Climate change is the most urgent and complex crisis of our time, with its impacts felt the most severely in developing countries. Humanity has less than a decade to achieve significant cuts in greenhouse gas emissions so that the rise in average global temperatures can be limited to below 1.5°C.
What are our demands?
Finland and the EU must increase the ambition level of their climate policy objectives and deliver on their promises in practice, too.
Wealthy industrialised countries must cut their climate emissions rapidly and significantly and shoulder their responsibility in supporting the climate measures of poorer countries. The transition to a carbon-neutral future should leave no one behind.
The amount of climate finance must be increased, and the finance being new and additional to ODA must be ensured.

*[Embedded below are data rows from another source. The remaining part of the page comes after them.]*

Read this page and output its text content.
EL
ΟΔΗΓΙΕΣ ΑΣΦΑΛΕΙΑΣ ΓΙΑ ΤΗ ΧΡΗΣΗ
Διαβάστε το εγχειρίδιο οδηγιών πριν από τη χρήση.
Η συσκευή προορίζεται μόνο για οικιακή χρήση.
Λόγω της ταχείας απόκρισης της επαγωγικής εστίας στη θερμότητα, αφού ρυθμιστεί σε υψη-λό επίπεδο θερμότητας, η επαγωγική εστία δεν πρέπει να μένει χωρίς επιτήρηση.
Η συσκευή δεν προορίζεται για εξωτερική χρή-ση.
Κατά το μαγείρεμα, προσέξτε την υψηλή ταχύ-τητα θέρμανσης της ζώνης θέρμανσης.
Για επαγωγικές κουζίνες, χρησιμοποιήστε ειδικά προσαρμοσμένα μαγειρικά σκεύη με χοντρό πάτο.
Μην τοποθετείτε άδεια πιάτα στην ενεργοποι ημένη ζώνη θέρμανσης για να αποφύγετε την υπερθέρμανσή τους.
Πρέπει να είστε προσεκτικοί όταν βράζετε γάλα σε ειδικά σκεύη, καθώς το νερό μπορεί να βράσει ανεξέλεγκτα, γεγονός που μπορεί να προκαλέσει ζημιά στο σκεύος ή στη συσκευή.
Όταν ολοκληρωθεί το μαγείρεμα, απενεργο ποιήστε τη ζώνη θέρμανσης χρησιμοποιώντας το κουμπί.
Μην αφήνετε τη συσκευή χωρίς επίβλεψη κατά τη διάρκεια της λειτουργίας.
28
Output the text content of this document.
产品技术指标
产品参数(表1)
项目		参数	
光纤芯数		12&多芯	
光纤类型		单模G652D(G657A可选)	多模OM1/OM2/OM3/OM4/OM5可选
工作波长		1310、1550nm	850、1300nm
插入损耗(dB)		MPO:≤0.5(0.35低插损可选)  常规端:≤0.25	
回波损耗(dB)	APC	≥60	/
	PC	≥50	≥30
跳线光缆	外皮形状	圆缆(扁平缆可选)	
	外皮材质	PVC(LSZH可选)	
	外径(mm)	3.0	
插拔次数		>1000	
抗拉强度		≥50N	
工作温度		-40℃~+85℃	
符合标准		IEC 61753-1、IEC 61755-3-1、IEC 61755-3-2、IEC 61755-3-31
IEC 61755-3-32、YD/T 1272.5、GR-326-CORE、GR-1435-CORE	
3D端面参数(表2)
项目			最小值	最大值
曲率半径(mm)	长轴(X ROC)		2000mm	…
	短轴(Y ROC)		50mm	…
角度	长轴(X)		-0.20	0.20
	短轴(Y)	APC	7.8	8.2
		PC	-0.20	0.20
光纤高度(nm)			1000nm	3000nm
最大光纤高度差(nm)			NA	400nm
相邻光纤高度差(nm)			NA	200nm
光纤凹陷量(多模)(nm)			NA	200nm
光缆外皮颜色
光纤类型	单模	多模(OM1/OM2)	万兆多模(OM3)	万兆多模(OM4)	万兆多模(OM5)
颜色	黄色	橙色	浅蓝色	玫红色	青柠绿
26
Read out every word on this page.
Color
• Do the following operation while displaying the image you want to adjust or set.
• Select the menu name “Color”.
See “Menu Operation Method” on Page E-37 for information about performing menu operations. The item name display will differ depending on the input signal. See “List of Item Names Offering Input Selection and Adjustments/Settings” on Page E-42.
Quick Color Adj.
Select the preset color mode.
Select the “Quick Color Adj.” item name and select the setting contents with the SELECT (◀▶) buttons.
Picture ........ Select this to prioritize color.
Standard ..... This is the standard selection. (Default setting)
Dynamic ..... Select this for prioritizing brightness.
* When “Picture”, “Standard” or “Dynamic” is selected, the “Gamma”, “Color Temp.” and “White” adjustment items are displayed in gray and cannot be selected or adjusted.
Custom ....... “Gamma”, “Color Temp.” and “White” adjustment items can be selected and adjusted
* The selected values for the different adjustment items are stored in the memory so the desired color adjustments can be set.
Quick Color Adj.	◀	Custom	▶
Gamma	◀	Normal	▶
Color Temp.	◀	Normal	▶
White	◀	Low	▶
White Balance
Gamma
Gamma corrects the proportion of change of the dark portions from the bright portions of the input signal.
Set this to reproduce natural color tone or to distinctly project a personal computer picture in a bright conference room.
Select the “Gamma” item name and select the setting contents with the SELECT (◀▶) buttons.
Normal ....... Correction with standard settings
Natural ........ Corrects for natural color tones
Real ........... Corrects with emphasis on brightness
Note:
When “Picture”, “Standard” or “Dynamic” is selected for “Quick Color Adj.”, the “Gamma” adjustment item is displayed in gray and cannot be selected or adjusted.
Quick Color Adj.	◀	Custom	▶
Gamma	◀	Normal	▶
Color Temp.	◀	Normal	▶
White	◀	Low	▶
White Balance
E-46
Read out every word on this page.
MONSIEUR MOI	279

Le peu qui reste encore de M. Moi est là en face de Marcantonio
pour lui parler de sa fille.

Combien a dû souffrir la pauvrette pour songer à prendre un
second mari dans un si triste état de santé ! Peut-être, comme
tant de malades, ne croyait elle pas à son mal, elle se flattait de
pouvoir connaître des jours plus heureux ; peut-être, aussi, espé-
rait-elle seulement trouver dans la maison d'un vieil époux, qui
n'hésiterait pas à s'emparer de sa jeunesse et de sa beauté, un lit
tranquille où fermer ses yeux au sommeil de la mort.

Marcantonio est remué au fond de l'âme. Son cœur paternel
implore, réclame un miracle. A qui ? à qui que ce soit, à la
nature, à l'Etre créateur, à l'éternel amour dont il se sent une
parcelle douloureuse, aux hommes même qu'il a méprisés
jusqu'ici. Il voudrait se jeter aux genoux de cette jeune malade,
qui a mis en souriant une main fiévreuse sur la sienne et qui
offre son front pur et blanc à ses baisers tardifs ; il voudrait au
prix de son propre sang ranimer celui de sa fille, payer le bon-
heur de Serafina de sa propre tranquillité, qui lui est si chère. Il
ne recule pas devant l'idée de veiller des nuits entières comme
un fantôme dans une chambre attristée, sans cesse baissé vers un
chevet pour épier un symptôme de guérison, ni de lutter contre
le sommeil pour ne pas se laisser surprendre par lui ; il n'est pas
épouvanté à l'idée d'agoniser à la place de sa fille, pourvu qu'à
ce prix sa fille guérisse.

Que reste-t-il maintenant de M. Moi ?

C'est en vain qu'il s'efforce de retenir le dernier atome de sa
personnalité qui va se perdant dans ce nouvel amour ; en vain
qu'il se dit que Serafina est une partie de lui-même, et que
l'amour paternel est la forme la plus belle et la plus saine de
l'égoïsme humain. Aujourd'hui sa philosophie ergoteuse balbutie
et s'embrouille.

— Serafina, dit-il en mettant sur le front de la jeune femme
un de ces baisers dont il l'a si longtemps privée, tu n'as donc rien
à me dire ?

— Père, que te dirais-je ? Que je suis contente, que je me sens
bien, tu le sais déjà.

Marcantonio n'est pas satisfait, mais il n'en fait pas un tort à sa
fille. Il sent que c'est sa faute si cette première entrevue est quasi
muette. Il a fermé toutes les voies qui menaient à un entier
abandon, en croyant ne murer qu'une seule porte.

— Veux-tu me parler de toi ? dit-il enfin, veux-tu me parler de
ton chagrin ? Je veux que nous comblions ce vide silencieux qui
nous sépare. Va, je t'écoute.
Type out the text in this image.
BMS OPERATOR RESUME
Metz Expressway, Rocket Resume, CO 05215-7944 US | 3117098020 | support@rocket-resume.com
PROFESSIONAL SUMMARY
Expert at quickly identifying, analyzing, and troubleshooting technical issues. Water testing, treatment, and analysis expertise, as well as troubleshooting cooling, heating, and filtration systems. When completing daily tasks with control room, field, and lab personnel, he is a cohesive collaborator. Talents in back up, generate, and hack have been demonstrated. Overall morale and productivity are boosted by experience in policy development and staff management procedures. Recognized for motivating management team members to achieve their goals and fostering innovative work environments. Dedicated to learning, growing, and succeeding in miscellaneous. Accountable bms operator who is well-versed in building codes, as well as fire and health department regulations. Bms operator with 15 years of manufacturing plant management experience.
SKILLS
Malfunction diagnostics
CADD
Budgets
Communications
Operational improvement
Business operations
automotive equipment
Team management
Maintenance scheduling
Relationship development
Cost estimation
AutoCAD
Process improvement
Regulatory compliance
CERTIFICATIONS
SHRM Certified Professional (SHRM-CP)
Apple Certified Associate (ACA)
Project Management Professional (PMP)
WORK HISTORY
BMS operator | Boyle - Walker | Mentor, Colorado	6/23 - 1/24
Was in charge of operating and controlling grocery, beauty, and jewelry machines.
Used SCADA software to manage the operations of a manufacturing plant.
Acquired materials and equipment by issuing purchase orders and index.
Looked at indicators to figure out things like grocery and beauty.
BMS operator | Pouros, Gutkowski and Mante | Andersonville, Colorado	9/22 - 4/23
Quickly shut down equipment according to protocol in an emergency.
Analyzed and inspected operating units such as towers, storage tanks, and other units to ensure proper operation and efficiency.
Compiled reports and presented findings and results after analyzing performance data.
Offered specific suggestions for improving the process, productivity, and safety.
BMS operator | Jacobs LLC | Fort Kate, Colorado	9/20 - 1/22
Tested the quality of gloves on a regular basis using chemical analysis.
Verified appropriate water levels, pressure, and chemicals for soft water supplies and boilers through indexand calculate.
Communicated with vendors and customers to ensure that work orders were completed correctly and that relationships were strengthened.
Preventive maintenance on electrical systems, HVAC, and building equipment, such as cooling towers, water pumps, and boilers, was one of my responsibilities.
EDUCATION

Finland and all parties to the UN Framework Convention on Climate Change (UNFCCC) must decide in the next few years on the post-2025 climate finance level and rules. Finland must ensure adequate new finance and decide on the ground rules of its delivery so that climate measures and SDGs will be aligned and will not jeopardise each other’s delivery.
Finland must set clear targets and criteria for international climate finance, and results monitoring must be improved.
Finland must set clear targets, criteria and indicators for the quantity and targeting of international climate finance. Without these, it is difficult to monitor the actual amount of finance and the results generated. The openness of climate finance reporting and monitoring must also be improved, and the climate finance guidance system must be strengthened.